I signed up for LiveThru because I was broke. I'm a second-year PhD student in computational linguistics at UW, and my teaching assistantship pays $24,000 a year before taxes. In Seattle. I was choosing between groceries and my electric bill in December. A friend mentioned LiveThru was recruiting in our area and that Hosts in the Pacific Northwest were in high demand because of the outdoor-experience market. I thought it sounded too good to be true.
It wasn't.
The Application
The application process took about two weeks from start to finish. There's a health screening first — bloodwork, neurological baseline, cardiovascular assessment. LiveThru covers all of it. Then a psychological evaluation, which was actually the hardest part. Not because the questions were invasive, but because they were thorough. They want to make sure you understand what you're consenting to, that you're emotionally stable, and that you're not doing this out of desperation in a way that would make you regret it later.
I was honest: I told them I needed the money. The evaluator, Dr. Mehta, said that was fine — most Hosts need the money. What matters is whether you're making the decision clearly and freely. She asked if I understood that someone else would be controlling my body while I was unconscious. I said yes. She asked how I felt about that. I said it was less invasive than the time my roommate drew on my face when I passed out at a party. She laughed. I passed.
The First Session
My first session was at the LiveThru facility in Bellevue. They fitted me with the neural mesh cap, the jaw collar, and the spinal contact pad.

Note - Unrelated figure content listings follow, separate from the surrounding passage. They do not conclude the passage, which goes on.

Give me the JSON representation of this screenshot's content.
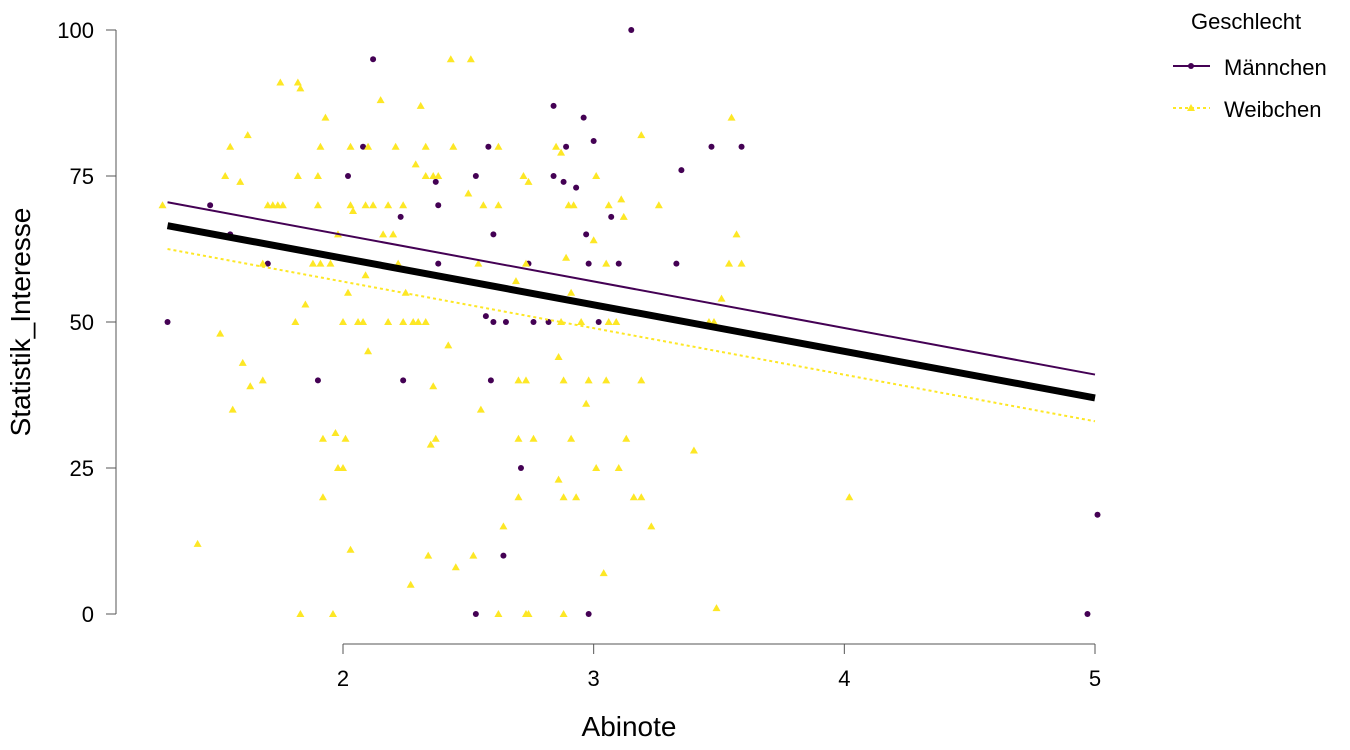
{
  "chart_data": {
    "type": "scatter",
    "xlabel": "Abinote",
    "ylabel": "Statistik_Interesse",
    "xlim": [
      1.1,
      5.0
    ],
    "ylim": [
      0,
      100
    ],
    "x_ticks": [
      2,
      3,
      4,
      5
    ],
    "y_ticks": [
      0,
      25,
      50,
      75,
      100
    ],
    "grid": false,
    "legend": {
      "title": "Geschlecht",
      "position": "top-right",
      "entries": [
        "Männchen",
        "Weibchen"
      ]
    },
    "series": [
      {
        "name": "Männchen",
        "color": "#440154",
        "marker": "circle",
        "points": [
          [
            1.3,
            50
          ],
          [
            1.47,
            70
          ],
          [
            1.55,
            65
          ],
          [
            1.7,
            60
          ],
          [
            1.9,
            40
          ],
          [
            2.02,
            75
          ],
          [
            2.08,
            80
          ],
          [
            2.12,
            95
          ],
          [
            2.23,
            68
          ],
          [
            2.24,
            40
          ],
          [
            2.37,
            74
          ],
          [
            2.38,
            70
          ],
          [
            2.38,
            60
          ],
          [
            2.53,
            75
          ],
          [
            2.53,
            0
          ],
          [
            2.57,
            51
          ],
          [
            2.58,
            80
          ],
          [
            2.59,
            40
          ],
          [
            2.6,
            65
          ],
          [
            2.6,
            50
          ],
          [
            2.64,
            10
          ],
          [
            2.65,
            50
          ],
          [
            2.71,
            25
          ],
          [
            2.74,
            60
          ],
          [
            2.76,
            50
          ],
          [
            2.82,
            50
          ],
          [
            2.84,
            87
          ],
          [
            2.84,
            75
          ],
          [
            2.88,
            74
          ],
          [
            2.89,
            80
          ],
          [
            2.93,
            73
          ],
          [
            2.96,
            85
          ],
          [
            2.97,
            65
          ],
          [
            2.98,
            60
          ],
          [
            2.98,
            0
          ],
          [
            3.0,
            81
          ],
          [
            3.02,
            50
          ],
          [
            3.07,
            68
          ],
          [
            3.1,
            60
          ],
          [
            3.15,
            100
          ],
          [
            3.33,
            60
          ],
          [
            3.35,
            76
          ],
          [
            3.47,
            80
          ],
          [
            3.59,
            80
          ],
          [
            4.97,
            0
          ],
          [
            5.01,
            17
          ]
        ]
      },
      {
        "name": "Weibchen",
        "color": "#FDE725",
        "marker": "triangle",
        "points": [
          [
            1.28,
            70
          ],
          [
            1.42,
            12
          ],
          [
            1.51,
            48
          ],
          [
            1.53,
            75
          ],
          [
            1.55,
            80
          ],
          [
            1.56,
            35
          ],
          [
            1.59,
            74
          ],
          [
            1.6,
            43
          ],
          [
            1.62,
            82
          ],
          [
            1.63,
            39
          ],
          [
            1.68,
            40
          ],
          [
            1.68,
            60
          ],
          [
            1.7,
            70
          ],
          [
            1.72,
            70
          ],
          [
            1.74,
            70
          ],
          [
            1.75,
            91
          ],
          [
            1.76,
            70
          ],
          [
            1.81,
            50
          ],
          [
            1.82,
            75
          ],
          [
            1.82,
            91
          ],
          [
            1.83,
            90
          ],
          [
            1.83,
            0
          ],
          [
            1.85,
            53
          ],
          [
            1.88,
            60
          ],
          [
            1.9,
            70
          ],
          [
            1.9,
            75
          ],
          [
            1.91,
            80
          ],
          [
            1.91,
            60
          ],
          [
            1.92,
            30
          ],
          [
            1.92,
            20
          ],
          [
            1.93,
            85
          ],
          [
            1.95,
            60
          ],
          [
            1.96,
            0
          ],
          [
            1.97,
            31
          ],
          [
            1.98,
            25
          ],
          [
            1.98,
            65
          ],
          [
            2.0,
            50
          ],
          [
            2.0,
            25
          ],
          [
            2.01,
            30
          ],
          [
            2.02,
            55
          ],
          [
            2.03,
            70
          ],
          [
            2.03,
            80
          ],
          [
            2.03,
            11
          ],
          [
            2.04,
            69
          ],
          [
            2.06,
            50
          ],
          [
            2.08,
            50
          ],
          [
            2.09,
            58
          ],
          [
            2.09,
            70
          ],
          [
            2.1,
            45
          ],
          [
            2.1,
            80
          ],
          [
            2.12,
            70
          ],
          [
            2.15,
            88
          ],
          [
            2.16,
            65
          ],
          [
            2.18,
            70
          ],
          [
            2.18,
            50
          ],
          [
            2.2,
            65
          ],
          [
            2.21,
            80
          ],
          [
            2.22,
            60
          ],
          [
            2.24,
            70
          ],
          [
            2.24,
            50
          ],
          [
            2.25,
            55
          ],
          [
            2.27,
            5
          ],
          [
            2.28,
            50
          ],
          [
            2.29,
            77
          ],
          [
            2.3,
            50
          ],
          [
            2.31,
            87
          ],
          [
            2.33,
            80
          ],
          [
            2.33,
            75
          ],
          [
            2.33,
            50
          ],
          [
            2.34,
            10
          ],
          [
            2.35,
            29
          ],
          [
            2.36,
            39
          ],
          [
            2.36,
            75
          ],
          [
            2.37,
            30
          ],
          [
            2.38,
            75
          ],
          [
            2.42,
            46
          ],
          [
            2.43,
            95
          ],
          [
            2.44,
            80
          ],
          [
            2.45,
            8
          ],
          [
            2.5,
            72
          ],
          [
            2.51,
            95
          ],
          [
            2.52,
            10
          ],
          [
            2.54,
            60
          ],
          [
            2.55,
            35
          ],
          [
            2.56,
            70
          ],
          [
            2.62,
            80
          ],
          [
            2.62,
            0
          ],
          [
            2.62,
            70
          ],
          [
            2.64,
            15
          ],
          [
            2.69,
            57
          ],
          [
            2.7,
            40
          ],
          [
            2.7,
            30
          ],
          [
            2.7,
            20
          ],
          [
            2.72,
            75
          ],
          [
            2.73,
            60
          ],
          [
            2.73,
            40
          ],
          [
            2.73,
            0
          ],
          [
            2.74,
            0
          ],
          [
            2.74,
            74
          ],
          [
            2.76,
            30
          ],
          [
            2.85,
            80
          ],
          [
            2.86,
            44
          ],
          [
            2.86,
            23
          ],
          [
            2.87,
            79
          ],
          [
            2.87,
            50
          ],
          [
            2.88,
            40
          ],
          [
            2.88,
            20
          ],
          [
            2.88,
            0
          ],
          [
            2.89,
            61
          ],
          [
            2.9,
            70
          ],
          [
            2.91,
            55
          ],
          [
            2.91,
            30
          ],
          [
            2.92,
            70
          ],
          [
            2.93,
            20
          ],
          [
            2.95,
            50
          ],
          [
            2.97,
            36
          ],
          [
            2.98,
            40
          ],
          [
            3.0,
            64
          ],
          [
            3.01,
            25
          ],
          [
            3.01,
            75
          ],
          [
            3.04,
            7
          ],
          [
            3.05,
            40
          ],
          [
            3.05,
            60
          ],
          [
            3.06,
            50
          ],
          [
            3.06,
            70
          ],
          [
            3.09,
            50
          ],
          [
            3.1,
            25
          ],
          [
            3.11,
            71
          ],
          [
            3.12,
            68
          ],
          [
            3.13,
            30
          ],
          [
            3.16,
            20
          ],
          [
            3.19,
            20
          ],
          [
            3.19,
            40
          ],
          [
            3.19,
            82
          ],
          [
            3.23,
            15
          ],
          [
            3.26,
            70
          ],
          [
            3.4,
            28
          ],
          [
            3.46,
            50
          ],
          [
            3.48,
            50
          ],
          [
            3.49,
            1
          ],
          [
            3.51,
            54
          ],
          [
            3.54,
            60
          ],
          [
            3.55,
            85
          ],
          [
            3.57,
            65
          ],
          [
            3.59,
            60
          ],
          [
            4.02,
            20
          ]
        ]
      }
    ],
    "lines": [
      {
        "name": "Männchen",
        "x": [
          1.3,
          5.0
        ],
        "y": [
          70.5,
          41.0
        ],
        "color": "#440154",
        "style": "solid"
      },
      {
        "name": "Weibchen",
        "x": [
          1.3,
          5.0
        ],
        "y": [
          62.5,
          33.0
        ],
        "color": "#FDE725",
        "style": "dotted"
      },
      {
        "name": "",
        "x": [
          1.3,
          5.0
        ],
        "y": [
          66.5,
          37.0
        ],
        "color": "#000000",
        "style": "solid-thick"
      }
    ]
  }
}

The equipment is surprisingly light — I'd imagined something out of a science fiction movie, but it feels more like wearing a thin swim cap with some sensors taped to your jaw and back.
The technician, a woman named Priya, walked me through everything. She showed me the monitoring screens, explained what each readout meant, and told me exactly what would happen: I'd close my eyes, feel a brief warmth behind my ears, and then I'd be asleep. When I woke up, my session would be over.
She was right. I closed my eyes at 10:14 AM. I opened them at 1:22 PM. Three hours had passed. I felt like I'd had the deepest, most restorative sleep of my life. My body felt good — not tired, not sore, just… refreshed. Like I'd spent the morning at a spa instead of having a stranger hike through Discovery Park in my body.
There was $840 in my account.
What I've Learned
I'm four months in now. I do three sessions a week — Monday, Wednesday, Friday mornings. I'm listed as an outdoor-experience Host, so most of my Controllers book me for trail runs, kayaking, and urban cycling. My body comes back in great shape. Honestly, I'm in better physical condition now than I was before I started. Whoever is using me on Wednesdays is really into long runs.
The money has changed everything. I'm earning roughly $2,500 a week — more than my teaching assistantship pays in a month. I've paid off my credit card debt. I've started putting money into savings for the first time in years. I bought actual groceries this week. Not ramen-and-frozen-pizza groceries. Real groceries.
People ask if it's weird, knowing someone else was walking around in your body. Honestly? No. I have no memory of it. I have no awareness of it. It's not like a gap in my consciousness — it's more like a seam. One moment I'm closing my eyes in the session pod, and the next I'm opening them feeling amazing. Whatever happened in between is none of my business. That's the Controller's experience, not mine.
The Part Nobody Talks About
The thing nobody mentions in the brochures is how much better you sleep on session days. I don't know if it's the neural mesh interaction or just the deep rest state, but on days I Host, I sleep like a rock that night too. My Oura Ring scores have been through the roof.
The other thing is the community. LiveThru has a Host forum, and the people there are great. We share tips, talk about the experience, and occasionally compare notes about the weird places our bodies end up. One Host in Colorado said her Controller took her body to a goat yoga class. She woke up with hay in her hair and goat saliva on her forearm. She gave the Controller five stars.
Would I Recommend It?
Without hesitation. If you're healthy, pass the screening, and are comfortable with the concept, there's no reason not to do it. The pay is real. The sleep is incredible. The medical monitoring is thorough and reassuring. And the knowledge that you're helping someone else experience something they couldn't otherwise — a hike they can't take, a city they can't visit, a run they can't do — that part feels genuinely good.
I came for the money. I'm staying because it turns out that renting out your body for a few hours a week is the best part-time job I've ever had. And I get to nap through it.
Kyle R. is a PhD candidate in computational linguistics at the University of Washington and a verified LiveThru Host based in Seattle, WA. He specializes in outdoor and urban experiences.